The majority of conservative court magistrates seem willing to agree.
Judge Samuel Alito suggested to the trial judge in Tsarnaev’s case to abide by federal law that, he said, allows “evidence can be excluded if the amount of the probative is greater than the risk of creating unfair discrimination, confuse issues, or deceive the jury. “
Alito warned against the court’s endorsement of a new “whatever happens” standard.
“If the district court finds that, based on the evidence before it, there’s really no way to know who took the leadership role in [alleged Tamerlan] The murder is because the evidence is gone now, the witnesses are not available, what are we going to do there?

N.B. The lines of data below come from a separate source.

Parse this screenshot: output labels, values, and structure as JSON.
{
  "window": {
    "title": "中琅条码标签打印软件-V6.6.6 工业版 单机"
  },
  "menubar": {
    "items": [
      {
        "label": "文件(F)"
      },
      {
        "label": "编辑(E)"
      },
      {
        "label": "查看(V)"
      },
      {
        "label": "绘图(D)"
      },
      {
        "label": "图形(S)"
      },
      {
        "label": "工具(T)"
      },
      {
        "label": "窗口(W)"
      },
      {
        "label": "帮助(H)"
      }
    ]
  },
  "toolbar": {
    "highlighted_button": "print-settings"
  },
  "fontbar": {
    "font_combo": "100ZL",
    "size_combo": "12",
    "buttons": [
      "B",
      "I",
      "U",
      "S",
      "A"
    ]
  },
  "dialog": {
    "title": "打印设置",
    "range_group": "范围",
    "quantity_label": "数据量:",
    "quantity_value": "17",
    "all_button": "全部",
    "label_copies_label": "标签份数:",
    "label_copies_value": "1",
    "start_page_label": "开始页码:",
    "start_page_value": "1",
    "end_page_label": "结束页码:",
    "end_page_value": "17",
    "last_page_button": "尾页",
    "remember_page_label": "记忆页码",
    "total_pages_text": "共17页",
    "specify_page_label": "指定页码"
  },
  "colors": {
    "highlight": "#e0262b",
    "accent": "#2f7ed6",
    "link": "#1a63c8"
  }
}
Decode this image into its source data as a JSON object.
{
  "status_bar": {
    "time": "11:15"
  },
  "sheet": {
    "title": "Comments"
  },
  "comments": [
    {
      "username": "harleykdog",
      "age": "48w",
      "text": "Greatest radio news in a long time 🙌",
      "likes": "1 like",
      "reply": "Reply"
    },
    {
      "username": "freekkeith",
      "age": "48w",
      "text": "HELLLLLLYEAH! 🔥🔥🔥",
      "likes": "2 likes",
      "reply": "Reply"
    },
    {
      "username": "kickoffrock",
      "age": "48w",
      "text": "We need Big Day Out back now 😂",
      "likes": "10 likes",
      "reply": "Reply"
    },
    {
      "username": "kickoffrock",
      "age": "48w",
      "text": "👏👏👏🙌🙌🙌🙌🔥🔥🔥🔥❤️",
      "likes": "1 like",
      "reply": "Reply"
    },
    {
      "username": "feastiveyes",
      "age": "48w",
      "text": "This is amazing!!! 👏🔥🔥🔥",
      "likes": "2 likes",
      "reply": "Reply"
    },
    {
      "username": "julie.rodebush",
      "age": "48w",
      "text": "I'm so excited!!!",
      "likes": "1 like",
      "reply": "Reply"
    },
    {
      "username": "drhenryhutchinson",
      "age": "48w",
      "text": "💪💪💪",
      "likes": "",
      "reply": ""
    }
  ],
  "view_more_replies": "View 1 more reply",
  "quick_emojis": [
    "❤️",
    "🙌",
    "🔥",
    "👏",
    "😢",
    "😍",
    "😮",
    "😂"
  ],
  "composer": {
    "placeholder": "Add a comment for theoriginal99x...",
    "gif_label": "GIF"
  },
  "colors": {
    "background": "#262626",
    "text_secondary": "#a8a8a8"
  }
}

Justice Clarence Thomas also seemed to have confirmation with the court’s trial judge, but repeatedly worked on how to justify a reversal of the court’s panel of appeals. “What test … should we use to evaluate the enforcement of authority or to limit that authority?” he asked.

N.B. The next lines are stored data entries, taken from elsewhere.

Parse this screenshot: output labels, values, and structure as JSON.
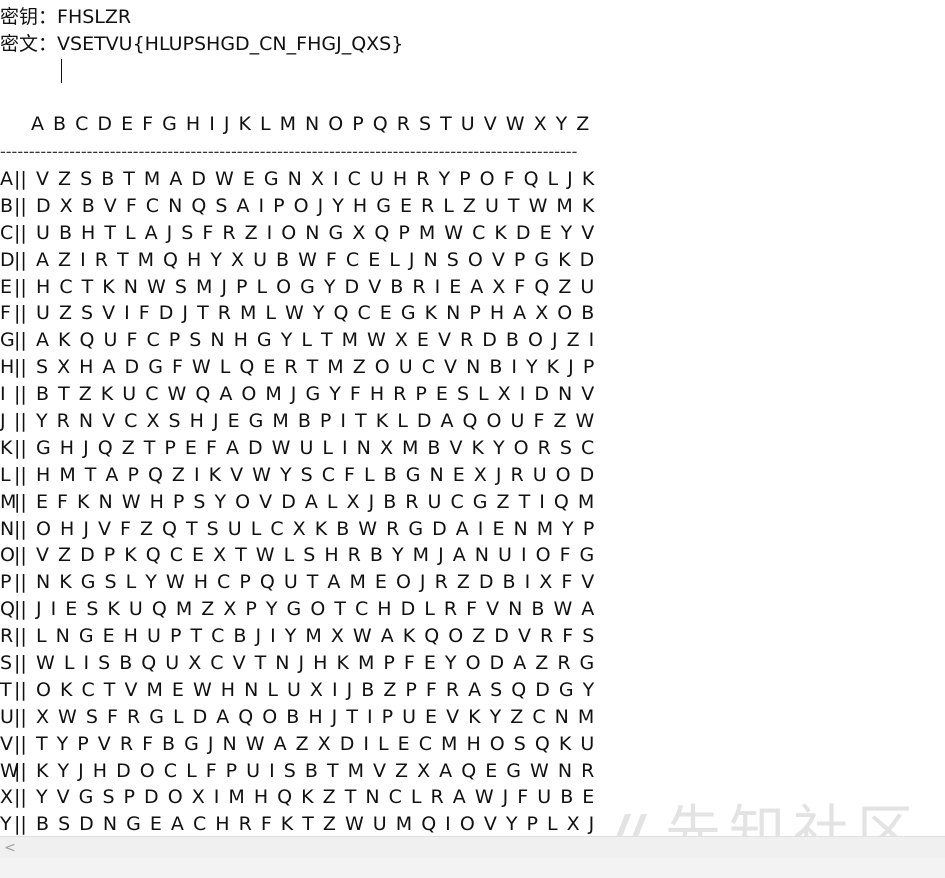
{
  "key_label": "密钥：",
  "key_value": "FHSLZR",
  "cipher_label": "密文：",
  "cipher_value": "VSETVU{HLUPSHGD_CN_FHGJ_QXS}",
  "header_row": "A B C D E F G H I J K L M N O P Q R S T U V W X Y Z",
  "separator": "----------------------------------------------------------------------------------------------------",
  "bar": "||",
  "rows": [
    {
      "letter": "A",
      "seq": "V Z S B T M A D W E G N X I C U H R Y P O F Q L J K"
    },
    {
      "letter": "B",
      "seq": "D X B V F C N Q S A I P O J Y H G E R L Z U T W M K"
    },
    {
      "letter": "C",
      "seq": "U B H T L A J S F R Z I O N G X Q P M W C K D E Y V"
    },
    {
      "letter": "D",
      "seq": "A Z I R T M Q H Y X U B W F C E L J N S O V P G K D"
    },
    {
      "letter": "E",
      "seq": "H C T K N W S M J P L O G Y D V B R I E A X F Q Z U"
    },
    {
      "letter": "F",
      "seq": "U Z S V I F D J T R M L W Y Q C E G K N P H A X O B"
    },
    {
      "letter": "G",
      "seq": "A K Q U F C P S N H G Y L T M W X E V R D B O J Z I"
    },
    {
      "letter": "H",
      "seq": "S X H A D G F W L Q E R T M Z O U C V N B I Y K J P"
    },
    {
      "letter": "I",
      "seq": "B T Z K U C W Q A O M J G Y F H R P E S L X I D N V"
    },
    {
      "letter": "J",
      "seq": "Y R N V C X S H J E G M B P I T K L D A Q O U F Z W"
    },
    {
      "letter": "K",
      "seq": "G H J Q Z T P E F A D W U L I N X M B V K Y O R S C"
    },
    {
      "letter": "L",
      "seq": "H M T A P Q Z I K V W Y S C F L B G N E X J R U O D"
    },
    {
      "letter": "M",
      "seq": "E F K N W H P S Y O V D A L X J B R U C G Z T I Q M"
    },
    {
      "letter": "N",
      "seq": "O H J V F Z Q T S U L C X K B W R G D A I E N M Y P"
    },
    {
      "letter": "O",
      "seq": "V Z D P K Q C E X T W L S H R B Y M J A N U I O F G"
    },
    {
      "letter": "P",
      "seq": "N K G S L Y W H C P Q U T A M E O J R Z D B I X F V"
    },
    {
      "letter": "Q",
      "seq": "J I E S K U Q M Z X P Y G O T C H D L R F V N B W A"
    },
    {
      "letter": "R",
      "seq": "L N G E H U P T C B J I Y M X W A K Q O Z D V R F S"
    },
    {
      "letter": "S",
      "seq": "W L I S B Q U X C V T N J H K M P F E Y O D A Z R G"
    },
    {
      "letter": "T",
      "seq": "O K C T V M E W H N L U X I J B Z P F R A S Q D G Y"
    },
    {
      "letter": "U",
      "seq": "X W S F R G L D A Q O B H J T I P U E V K Y Z C N M"
    },
    {
      "letter": "V",
      "seq": "T Y P V R F B G J N W A Z X D I L E C M H O S Q K U"
    },
    {
      "letter": "W",
      "seq": "K Y J H D O C L F P U I S B T M V Z X A Q E G W N R"
    },
    {
      "letter": "X",
      "seq": "Y V G S P D O X I M H Q K Z T N C L R A W J F U B E"
    },
    {
      "letter": "Y",
      "seq": "B S D N G E A C H R F K T Z W U M Q I O V Y P L X J"
    }
  ],
  "watermark_text": "先知社区",
  "scroll_left_glyph": "<"
}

Amid the government’s argument to reinstate Tsarnaev’s execution, Justice Amy Coney Barrett called attention to one of the extreme contradictions in the case: the government was arguing for a death penalty as it stopped carrying them.
“I wonder what’s the government’s end game here?” Barrett asked Feigin. “The government has declared a moratorium on enforcement, but here you are defending his death sentences. And if you win, maybe, that means he was deported under the threat of a death penalty that the government did not plan to carry out. So I’m just having trouble keeping to the point. “
Attorney General Merrick Garland in July announced an indefinite moratorium on federal enforcement as the administration reviewed the policy. President Biden has campaigned in leadership in an effort to stop punitive punishment at the federal level.
“The administration continues to believe that the jury imposed a good verdict and that the appellate court was wrong to overturn that verdict,” Feigin replied.
The Supreme Court is expected to deliver a decision on the case in June 2022.